DSM-5 is a missed opportunity to advance the discipline, instruct the public and encourage financial support for needed psychiatric services. Its editors seem willing to waste another decade before dispersing the mysteries of psychiatry and bringing practitioners and patients together in understanding what they are doing and why.
Algorithms
I never fully understood…
Maybe the idea was that if the public couldn’t be fooled with bogus biochemistry on the medical science side of things, it might be time to wheel in some hardcore algorithms o the mathematical science side of the equation…
Kind of a two-fer?
Is that what it was?
I could never really get my head around it.
Slide rules with psychoactive drugs…
I read about it.
Here in Texas it made the big time…
TMAP, all over the news.
But it never impressed me.
I grew up watching the early NASA missions on a black-and-white television set.
At an early age, I appreciated real science.
“Houston”
Duane
Duane
oops, apologies for the duplicate signature
“I’ve grown weary of being so negative.”
I do not consider a sober, nuanced, thoughtful critic negative. On the contrary! But I believe I can understand and sympathize with the weariness.

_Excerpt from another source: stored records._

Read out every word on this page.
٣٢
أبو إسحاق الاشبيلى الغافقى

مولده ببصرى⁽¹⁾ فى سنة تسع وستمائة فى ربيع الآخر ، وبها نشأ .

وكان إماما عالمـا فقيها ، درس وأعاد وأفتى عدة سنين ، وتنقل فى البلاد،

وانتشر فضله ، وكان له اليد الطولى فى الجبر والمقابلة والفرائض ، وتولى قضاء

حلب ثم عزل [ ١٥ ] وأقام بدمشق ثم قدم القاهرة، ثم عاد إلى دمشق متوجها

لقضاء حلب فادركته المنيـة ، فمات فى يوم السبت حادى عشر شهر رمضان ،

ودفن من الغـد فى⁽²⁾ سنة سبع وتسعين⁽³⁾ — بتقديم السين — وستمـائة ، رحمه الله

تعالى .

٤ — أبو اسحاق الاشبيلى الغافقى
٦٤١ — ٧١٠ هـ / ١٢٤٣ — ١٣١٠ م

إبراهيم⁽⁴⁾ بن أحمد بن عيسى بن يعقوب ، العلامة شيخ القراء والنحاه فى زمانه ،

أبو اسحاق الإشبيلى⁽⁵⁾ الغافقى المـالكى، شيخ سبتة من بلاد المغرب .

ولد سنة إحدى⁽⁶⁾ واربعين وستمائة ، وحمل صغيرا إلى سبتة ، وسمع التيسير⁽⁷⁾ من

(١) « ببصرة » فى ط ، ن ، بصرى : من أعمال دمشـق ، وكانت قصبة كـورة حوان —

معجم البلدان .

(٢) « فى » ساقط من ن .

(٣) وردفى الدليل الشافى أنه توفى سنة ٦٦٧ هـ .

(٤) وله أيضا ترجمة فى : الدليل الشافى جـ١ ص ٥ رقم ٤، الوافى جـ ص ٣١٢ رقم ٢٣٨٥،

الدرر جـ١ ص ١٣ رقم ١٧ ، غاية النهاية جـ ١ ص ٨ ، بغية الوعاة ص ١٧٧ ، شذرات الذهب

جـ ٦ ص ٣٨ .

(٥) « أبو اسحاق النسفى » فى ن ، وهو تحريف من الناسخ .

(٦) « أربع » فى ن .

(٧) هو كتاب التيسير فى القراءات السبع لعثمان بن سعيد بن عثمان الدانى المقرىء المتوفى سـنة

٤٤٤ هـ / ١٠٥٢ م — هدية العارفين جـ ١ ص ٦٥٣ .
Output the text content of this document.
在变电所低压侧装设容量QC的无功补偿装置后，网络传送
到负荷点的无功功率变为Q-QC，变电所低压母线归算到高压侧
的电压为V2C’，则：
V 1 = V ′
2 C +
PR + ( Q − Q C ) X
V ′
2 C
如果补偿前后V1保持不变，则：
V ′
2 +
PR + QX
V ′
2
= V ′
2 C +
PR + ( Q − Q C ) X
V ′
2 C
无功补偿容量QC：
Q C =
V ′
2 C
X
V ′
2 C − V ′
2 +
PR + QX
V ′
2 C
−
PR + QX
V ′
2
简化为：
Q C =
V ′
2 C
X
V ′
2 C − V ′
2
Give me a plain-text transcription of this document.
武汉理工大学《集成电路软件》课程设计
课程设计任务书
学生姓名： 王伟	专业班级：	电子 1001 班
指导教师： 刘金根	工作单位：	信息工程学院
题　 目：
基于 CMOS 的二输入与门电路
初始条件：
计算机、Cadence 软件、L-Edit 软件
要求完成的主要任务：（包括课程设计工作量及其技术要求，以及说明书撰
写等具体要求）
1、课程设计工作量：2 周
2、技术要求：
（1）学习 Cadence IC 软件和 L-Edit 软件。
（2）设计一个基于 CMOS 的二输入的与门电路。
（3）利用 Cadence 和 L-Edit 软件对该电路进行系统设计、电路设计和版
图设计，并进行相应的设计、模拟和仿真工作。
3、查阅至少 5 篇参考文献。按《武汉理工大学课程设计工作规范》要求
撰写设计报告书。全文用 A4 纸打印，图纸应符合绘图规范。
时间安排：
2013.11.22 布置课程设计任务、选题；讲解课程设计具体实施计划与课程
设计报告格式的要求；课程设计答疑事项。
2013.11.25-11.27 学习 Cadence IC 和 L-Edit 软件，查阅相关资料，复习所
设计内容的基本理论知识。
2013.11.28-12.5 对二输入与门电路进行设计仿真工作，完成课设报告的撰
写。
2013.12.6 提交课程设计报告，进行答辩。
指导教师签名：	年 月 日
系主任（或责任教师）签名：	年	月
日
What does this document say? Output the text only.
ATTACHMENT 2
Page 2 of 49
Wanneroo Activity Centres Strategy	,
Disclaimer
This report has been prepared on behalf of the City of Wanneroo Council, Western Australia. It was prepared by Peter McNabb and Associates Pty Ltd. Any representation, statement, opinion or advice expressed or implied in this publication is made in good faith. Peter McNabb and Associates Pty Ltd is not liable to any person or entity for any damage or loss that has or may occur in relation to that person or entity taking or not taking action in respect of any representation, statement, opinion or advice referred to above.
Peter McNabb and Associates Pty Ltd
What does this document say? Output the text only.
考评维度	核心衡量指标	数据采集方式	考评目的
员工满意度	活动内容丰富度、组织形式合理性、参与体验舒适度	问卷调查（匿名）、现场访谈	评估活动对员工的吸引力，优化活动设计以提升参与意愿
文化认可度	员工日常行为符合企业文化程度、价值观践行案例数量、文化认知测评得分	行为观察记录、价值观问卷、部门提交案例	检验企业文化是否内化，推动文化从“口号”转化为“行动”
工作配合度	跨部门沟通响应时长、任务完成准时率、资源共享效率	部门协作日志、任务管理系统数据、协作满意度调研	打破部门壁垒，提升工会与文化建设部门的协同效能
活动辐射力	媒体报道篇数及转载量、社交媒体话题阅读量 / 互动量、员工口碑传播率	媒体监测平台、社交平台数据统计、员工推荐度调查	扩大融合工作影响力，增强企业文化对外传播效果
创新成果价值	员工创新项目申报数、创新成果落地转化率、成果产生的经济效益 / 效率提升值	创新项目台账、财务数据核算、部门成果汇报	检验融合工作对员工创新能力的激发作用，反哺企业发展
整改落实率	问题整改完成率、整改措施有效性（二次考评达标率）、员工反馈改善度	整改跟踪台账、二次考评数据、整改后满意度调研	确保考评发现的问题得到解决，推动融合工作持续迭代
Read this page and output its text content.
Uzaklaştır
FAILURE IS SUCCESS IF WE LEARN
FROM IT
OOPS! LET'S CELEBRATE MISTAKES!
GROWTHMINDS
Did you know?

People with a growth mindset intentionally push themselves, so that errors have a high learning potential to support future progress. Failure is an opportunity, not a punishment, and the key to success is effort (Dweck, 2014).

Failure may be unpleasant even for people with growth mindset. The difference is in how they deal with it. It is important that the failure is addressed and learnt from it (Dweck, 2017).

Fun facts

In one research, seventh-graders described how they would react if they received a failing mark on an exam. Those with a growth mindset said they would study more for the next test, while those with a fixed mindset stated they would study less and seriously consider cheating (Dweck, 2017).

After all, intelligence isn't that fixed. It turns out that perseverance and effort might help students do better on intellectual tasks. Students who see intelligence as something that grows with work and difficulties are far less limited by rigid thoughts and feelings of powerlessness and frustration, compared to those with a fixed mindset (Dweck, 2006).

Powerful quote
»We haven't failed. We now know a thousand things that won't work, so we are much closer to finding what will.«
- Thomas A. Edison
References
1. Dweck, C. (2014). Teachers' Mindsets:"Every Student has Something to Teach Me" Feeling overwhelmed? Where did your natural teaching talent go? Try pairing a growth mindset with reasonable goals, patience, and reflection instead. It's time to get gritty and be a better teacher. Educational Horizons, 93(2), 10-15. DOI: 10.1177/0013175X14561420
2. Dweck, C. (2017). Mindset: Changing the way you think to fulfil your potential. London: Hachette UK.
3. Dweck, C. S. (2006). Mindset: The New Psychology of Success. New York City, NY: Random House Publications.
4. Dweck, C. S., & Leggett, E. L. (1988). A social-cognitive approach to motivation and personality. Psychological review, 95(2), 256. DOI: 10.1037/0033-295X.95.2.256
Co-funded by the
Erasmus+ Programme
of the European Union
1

We are social beings in need of understanding and meaning, I think. To gradually (feel compelled to) face, research and somehow see the many hidden lies in one’s society, family, oneself, is the hardest work. Few of us do it unless the needs are greater than our defenses, I think. Therefore your blog, dr Nardo, is emminently valuable as a demonstration of an honest person’s quest for greater clarity and understanding in a field muddied by the layers of dirt left through the ages by shortsighted, selfish, weak and ambitious men.